Approfondimenti

Umberto Galimberti incontra i giovani sul tema “L’UOMO NELL’ETÀ DELLA TECNICA”

L’incontro vuole evidenziare la trasformazione che subisce l’uomo nell’età della tecnica, di cui siamo tutti scarsamente consapevoli, perché continuiamo a pensare la tecnica come uno strumento a nostra disposizione, mentre la tecnica (e non più la natura) è diventata l’ambiente che ci circonda e ci costituisce secondo quelle regole di razionalità che, misurandosi sui soli criteri della funzionalità e dell’efficienza, non esita a subordinare le esigenze dell’uomo alle esigenze dell’apparato tecnico.
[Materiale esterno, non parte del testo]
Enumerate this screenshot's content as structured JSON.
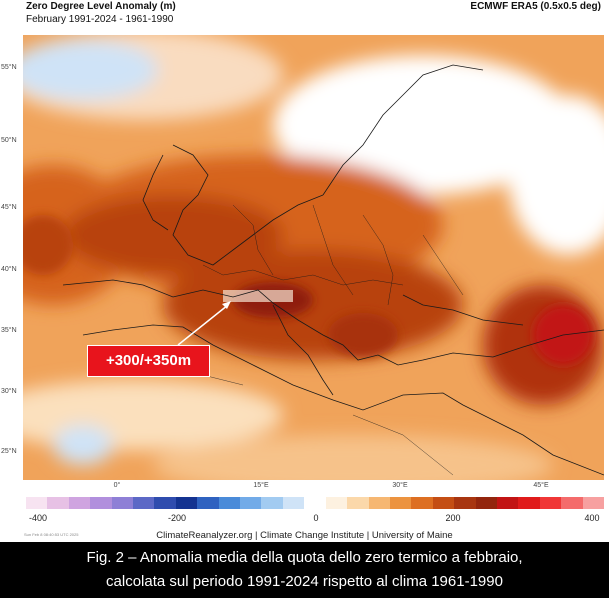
{
  "header": {
    "title": "Zero Degree Level Anomaly (m)",
    "subtitle": "February 1991-2024 - 1961-1990",
    "source": "ECMWF ERA5 (0.5x0.5 deg)"
  },
  "map": {
    "lat_labels": [
      "55°N",
      "50°N",
      "45°N",
      "40°N",
      "35°N",
      "30°N",
      "25°N"
    ],
    "lon_labels": [
      "0°",
      "15°E",
      "30°E",
      "45°E"
    ],
    "annotation": "+300/+350m"
  },
  "colorbar": {
    "ticks": [
      "-400",
      "-200",
      "0",
      "200",
      "400"
    ],
    "colors": [
      "#f7e3f1",
      "#e7c1e5",
      "#cfa4e0",
      "#b18fdd",
      "#8e7fd6",
      "#5c68c6",
      "#2f4cae",
      "#143391",
      "#2f62c0",
      "#4a8bd9",
      "#72abe8",
      "#a2cbf1",
      "#cfe3f7",
      "#ffffff",
      "#fdf1e0",
      "#fbd8aa",
      "#f6b772",
      "#ec933f",
      "#dd6f22",
      "#c44e14",
      "#a83510",
      "#93250d",
      "#c21414",
      "#e01b1b",
      "#f03636",
      "#f46b6b",
      "#f7a0a0"
    ]
  },
  "credit": "ClimateReanalyzer.org | Climate Change Institute | University of Maine",
  "stamp": "Sun Feb 8 08:40:53 UTC 2025",
  "caption": {
    "line1": "Fig. 2 – Anomalia media della quota dello zero termico a febbraio,",
    "line2": "calcolata sul periodo 1991-2024 rispetto al clima 1961-1990"
  }
}
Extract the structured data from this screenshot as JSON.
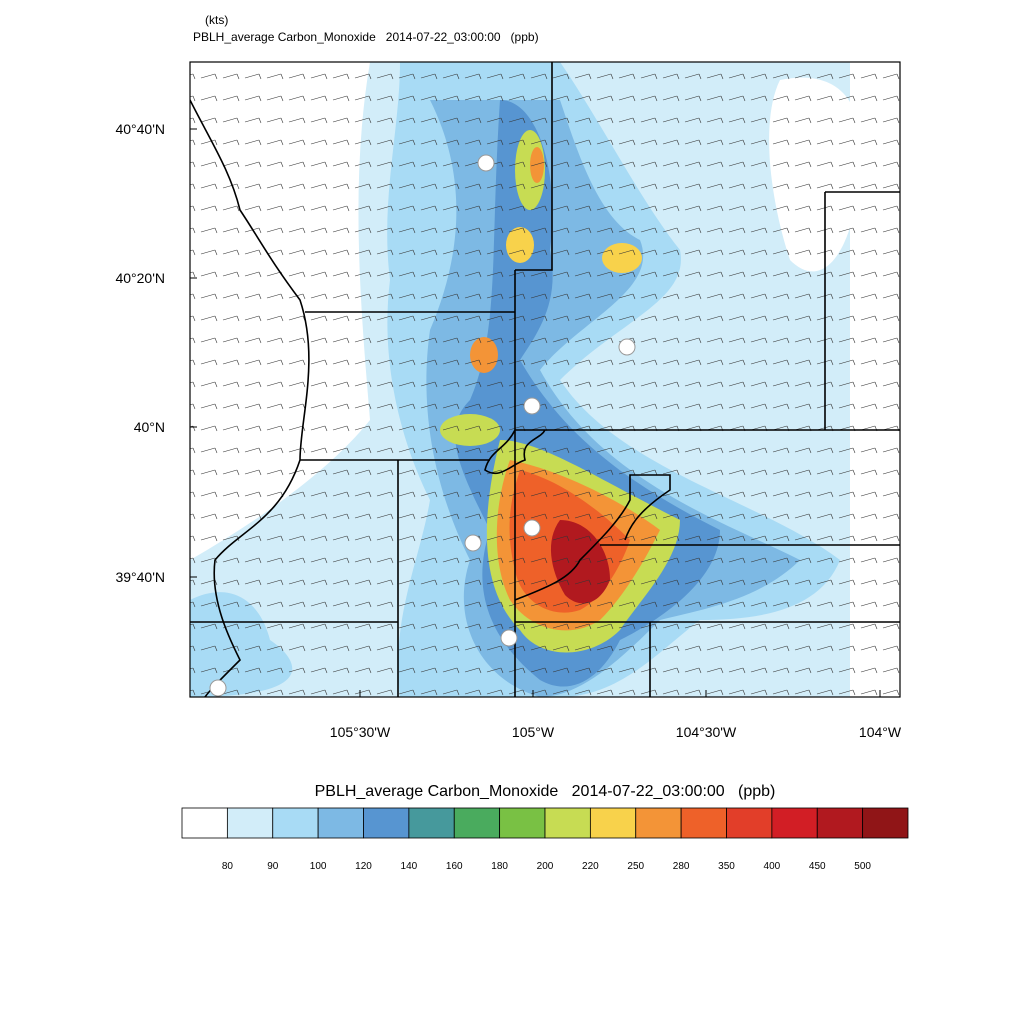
{
  "header": {
    "units": "(kts)",
    "title": "PBLH_average Carbon_Monoxide   2014-07-22_03:00:00   (ppb)"
  },
  "map": {
    "lat_labels": [
      "40°40'N",
      "40°20'N",
      "40°N",
      "39°40'N"
    ],
    "lon_labels": [
      "105°30'W",
      "105°W",
      "104°30'W",
      "104°W"
    ]
  },
  "colorbar": {
    "title": "PBLH_average Carbon_Monoxide   2014-07-22_03:00:00   (ppb)",
    "levels": [
      80,
      90,
      100,
      120,
      140,
      160,
      180,
      200,
      220,
      250,
      280,
      350,
      400,
      450,
      500
    ],
    "colors": [
      "#ffffff",
      "#d2edf9",
      "#a8dbf5",
      "#7db9e4",
      "#5795d1",
      "#46999c",
      "#4aab5e",
      "#79c144",
      "#c7dc53",
      "#f8d24b",
      "#f39437",
      "#ee6129",
      "#e23e29",
      "#d21e25",
      "#b1191f",
      "#901517"
    ]
  }
}
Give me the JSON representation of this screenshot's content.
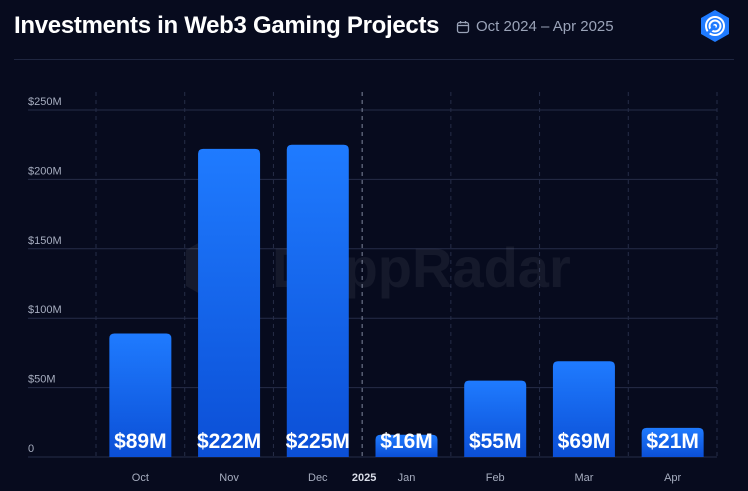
{
  "header": {
    "title": "Investments in Web3 Gaming Projects",
    "date_range": "Oct 2024 – Apr 2025",
    "calendar_icon": "calendar-icon",
    "logo_icon": "dappradar-logo-icon"
  },
  "watermark": "DappRadar",
  "colors": {
    "background": "#070b1e",
    "bar_top": "#1f7bff",
    "bar_bottom": "#0b4fd6",
    "logo": "#1f7bff",
    "axis_text": "#a6adbf",
    "grid": "#262d48"
  },
  "chart_data": {
    "type": "bar",
    "categories": [
      "Oct",
      "Nov",
      "Dec",
      "Jan",
      "Feb",
      "Mar",
      "Apr"
    ],
    "values": [
      89,
      222,
      225,
      16,
      55,
      69,
      21
    ],
    "value_labels": [
      "$89M",
      "$222M",
      "$225M",
      "$16M",
      "$55M",
      "$69M",
      "$21M"
    ],
    "year_marker": {
      "label": "2025",
      "before_category": "Jan"
    },
    "yticks": [
      0,
      50,
      100,
      150,
      200,
      250
    ],
    "ytick_labels": [
      "0",
      "$50M",
      "$100M",
      "$150M",
      "$200M",
      "$250M"
    ],
    "ylim": [
      0,
      250
    ],
    "title": "Investments in Web3 Gaming Projects",
    "xlabel": "",
    "ylabel": "",
    "grid": true
  }
}
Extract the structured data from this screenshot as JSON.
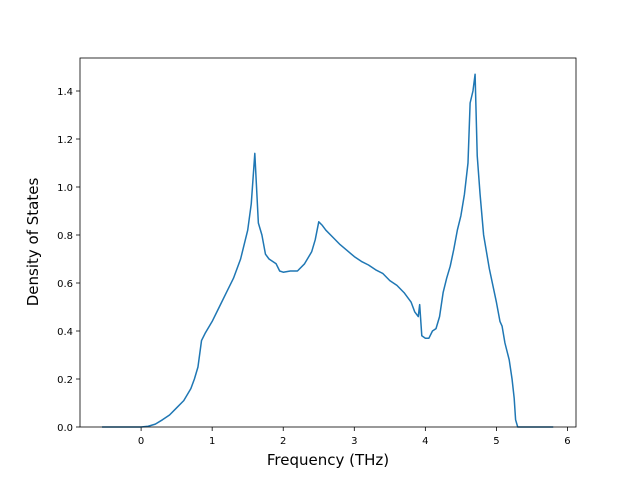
{
  "chart_data": {
    "type": "line",
    "xlabel": "Frequency (THz)",
    "ylabel": "Density of States",
    "color": "#1f77b4",
    "x": [
      -0.55,
      0,
      0.1,
      0.2,
      0.3,
      0.4,
      0.5,
      0.6,
      0.7,
      0.75,
      0.8,
      0.85,
      0.9,
      1.0,
      1.1,
      1.2,
      1.3,
      1.4,
      1.5,
      1.55,
      1.6,
      1.65,
      1.7,
      1.75,
      1.8,
      1.9,
      1.95,
      2.0,
      2.1,
      2.2,
      2.3,
      2.4,
      2.45,
      2.5,
      2.55,
      2.6,
      2.7,
      2.8,
      2.9,
      3.0,
      3.1,
      3.2,
      3.3,
      3.4,
      3.5,
      3.6,
      3.7,
      3.8,
      3.85,
      3.9,
      3.92,
      3.95,
      4.0,
      4.05,
      4.1,
      4.15,
      4.2,
      4.25,
      4.3,
      4.35,
      4.4,
      4.45,
      4.5,
      4.55,
      4.6,
      4.63,
      4.67,
      4.7,
      4.73,
      4.77,
      4.82,
      4.9,
      5.0,
      5.05,
      5.08,
      5.12,
      5.18,
      5.22,
      5.25,
      5.27,
      5.3,
      5.8
    ],
    "values": [
      0,
      0,
      0.003,
      0.012,
      0.03,
      0.05,
      0.08,
      0.11,
      0.16,
      0.2,
      0.25,
      0.36,
      0.39,
      0.44,
      0.5,
      0.56,
      0.62,
      0.7,
      0.82,
      0.93,
      1.14,
      0.85,
      0.8,
      0.72,
      0.7,
      0.68,
      0.65,
      0.645,
      0.65,
      0.65,
      0.68,
      0.73,
      0.78,
      0.855,
      0.84,
      0.82,
      0.79,
      0.76,
      0.735,
      0.71,
      0.69,
      0.675,
      0.655,
      0.64,
      0.61,
      0.59,
      0.56,
      0.52,
      0.48,
      0.46,
      0.51,
      0.38,
      0.37,
      0.37,
      0.4,
      0.41,
      0.46,
      0.56,
      0.62,
      0.67,
      0.74,
      0.82,
      0.88,
      0.97,
      1.1,
      1.35,
      1.4,
      1.47,
      1.13,
      0.97,
      0.8,
      0.66,
      0.52,
      0.44,
      0.42,
      0.35,
      0.28,
      0.2,
      0.12,
      0.03,
      0,
      0
    ],
    "xlim": [
      -0.86,
      6.12
    ],
    "xticks": [
      0,
      1,
      2,
      3,
      4,
      5,
      6
    ],
    "ylim": [
      0,
      1.5375
    ],
    "yticks": [
      {
        "value": 0,
        "label": "0.0"
      },
      0.2,
      0.4,
      0.6,
      0.8,
      {
        "value": 1,
        "label": "1.0"
      },
      1.2,
      1.4
    ],
    "grid": false
  }
}
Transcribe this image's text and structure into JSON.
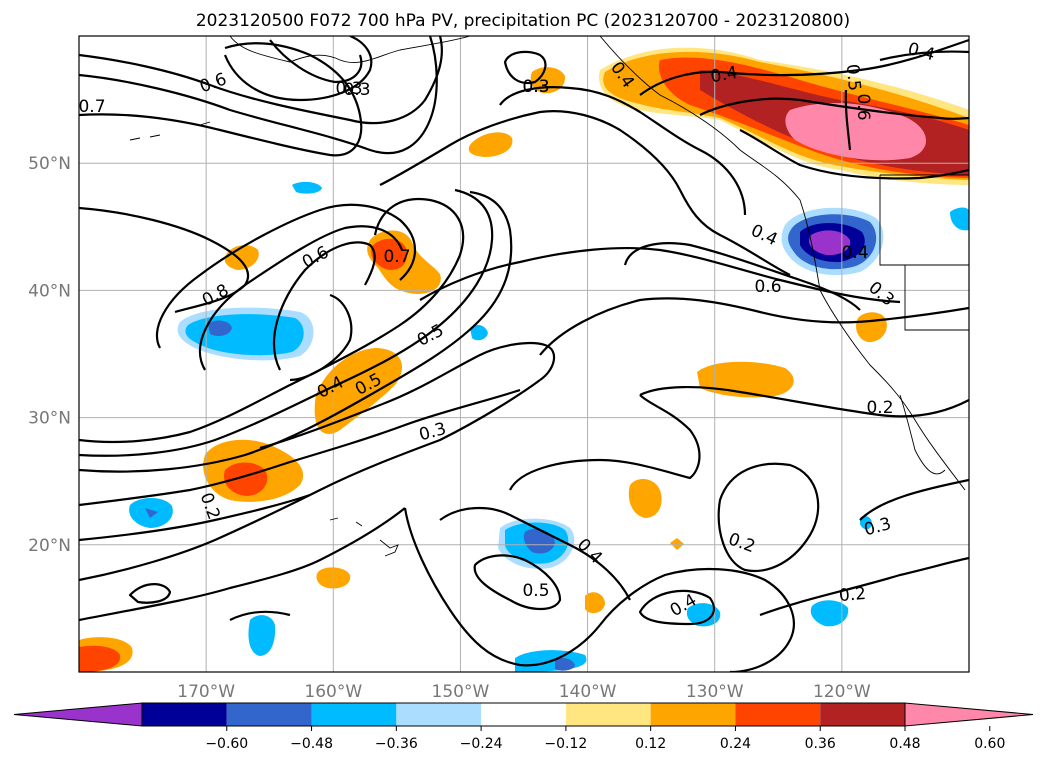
{
  "title": "2023120500 F072 700 hPa PV, precipitation PC (2023120700 - 2023120800)",
  "map": {
    "lon_range": [
      -180,
      -110
    ],
    "lat_range": [
      10,
      60
    ],
    "lon_ticks": [
      {
        "lon": -170,
        "label": "170°W"
      },
      {
        "lon": -160,
        "label": "160°W"
      },
      {
        "lon": -150,
        "label": "150°W"
      },
      {
        "lon": -140,
        "label": "140°W"
      },
      {
        "lon": -130,
        "label": "130°W"
      },
      {
        "lon": -120,
        "label": "120°W"
      }
    ],
    "lat_ticks": [
      {
        "lat": 20,
        "label": "20°N"
      },
      {
        "lat": 30,
        "label": "30°N"
      },
      {
        "lat": 40,
        "label": "40°N"
      },
      {
        "lat": 50,
        "label": "50°N"
      }
    ],
    "contour_labels": [
      "0.7",
      "0.6",
      "0.3",
      "0.4",
      "0.3",
      "0.4",
      "0.4",
      "0.5",
      "0.6",
      "0.7",
      "0.8",
      "0.5",
      "0.6",
      "0.4",
      "0.5",
      "0.3",
      "0.2",
      "0.4",
      "0.6",
      "0.4",
      "0.3",
      "0.2",
      "0.3",
      "0.3",
      "0.2",
      "0.4",
      "0.5",
      "0.4",
      "0.2",
      "0.3"
    ]
  },
  "colorbar": {
    "ticks": [
      "−0.60",
      "−0.48",
      "−0.36",
      "−0.24",
      "−0.12",
      "0.12",
      "0.24",
      "0.36",
      "0.48",
      "0.60"
    ],
    "colors": [
      "#9933cc",
      "#000099",
      "#3366cc",
      "#00bbff",
      "#aaddff",
      "#ffffff",
      "#ffe680",
      "#ffa500",
      "#ff4400",
      "#b22222",
      "#ff88aa"
    ]
  }
}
Per effetto di questa inconsapevolezza, l’uomo si muove, nell’età della tecnica, ancora con i tratti tipici dell’uomo pre-tecnologico che agiva in vista di scopi iscritti in un orizzonte di senso, con un bagaglio di idee proprie e un corredo di sentimenti in cui si riconosceva. L’età della tecnica ha abolito questo scenario “umanistico”, e di conseguenza le domande di senso che sorgono restano inevase, non perché la tecnica non è ancora abbastanza perfezionata, ma perché non rientra nel suo

programma trovar risposte per simili domande.
La tecnica infatti non tende a uno scopo, non promuove un senso, non apre scenari di salvezza, non redime, non svela la verità, la tecnica funziona, e siccome il suo funzionamento diventa planetario, occorre rivedere i concetti di individuo, identità, libertà, salvezza, verità, senso, scopo, ma anche quelli di natura, etica, politica, religione, storia, di cui si nutriva l’età pre-tecnologica e che ora, nell’età della tecnica, dovranno essere riconsiderati, dismessi o rifondati dalle radici.
Se infatti la tecnica dispone l’uomo di fronte a un mondo che si presenta come illimitata manipolabilità, la natura umana non può essere pensata come la stessa che si relazionava a un mondo, che è poi il mondo che la storia ci ha finora descritto, ai suoi limiti inviolabile e fondamentalmente immodificabile. E ciò significa che l’uomo non può pensare di usare la tecnica come qualcosa di neutrale rispetto alla sua natura, ma dovrà almeno ipotizzare che la sua natura si modifica in base alle modalità con cui egli si declina tecnicamente.
Eppure ancor oggi l’umanità non è all’altezza dell’evento tecnico da essa stessa prodotto e, forse per la prima volta nella storia, la sua sensazione, la sua percezione, la sua immaginazione, il suo sentimento si rivelano inadeguati a quanto sta accadendo. Infatti, quanto più si complica l’apparto tecnico, quanto più fitto si fa l’intreccio dei sottoapparati, quanto più si ingigantiscono i suoi effetti, tanto più si riduce la nostra capacità di comprensione dei processi, dei risultati, degli esiti, per non dire degli scopi di cui siamo parti e condizioni. E così da “analfabeti emotivi”, perché la capacità di reazione del nostro sentimento si arresta alla soglia di una certa grandezza, assistiamo all’irrazionalità che scaturisce dalla perfetta razionalità (strumentale) dell’organizzazione tecnica, che cresce su se stessa al di fuori di qualsiasi orizzonte di senso.
Nata sotto il segno dell’anticipazione, di cui Prometeo, “Colui che pensa in anticipo”, ne è il simbolo, la tecnica finisce in questo modo col sottrarre all’uomo ogni possibilità anticipatrice, e con essa quella responsabilità e padronanza che deriva dalla capacità di prevedere. In questa incapacità, divenuta ormai inadeguatezza psichica, si nasconde per l’uomo il massimo pericolo, così come nell’ampliamento della sua capacità di comprensione la sua flebile speranza.
Questo ampliamento psichico, non solo non può esser raggiunto, ma neppure intravisto dal sapere psicologico che finora si è affermato in Occidente, perché si tratta di un sapere fondamentalmente “umanistico”, che ancora prevede l’uomo come soggetto e la tecnica come strumento, mentre nell’età della tecnica il rapporto è esattamente capovolto. Occorre allora sostituire alle psicologie del soggetto, che sono poi tutte le psicologie, la psicologia dell’azione che, se da un lato non è sufficiente a dominare la tecnica, evita almeno all’uomo che la tecnica accada a sua insaputa e, da condizione essenziale all’esistenza umana, si traduca in causa dell’insignificanza del suo stesso esistere.
A differenza dei Greci, che avevano incatenato Prometeo, noi oggi l’abbiamo scatenato, per cui ci veniamo a trovare in quella pericolosa situazione dove la nostra capacità di fare è enormemente superiore alla nostra capacità di prevedere gli effetti del nostro fare.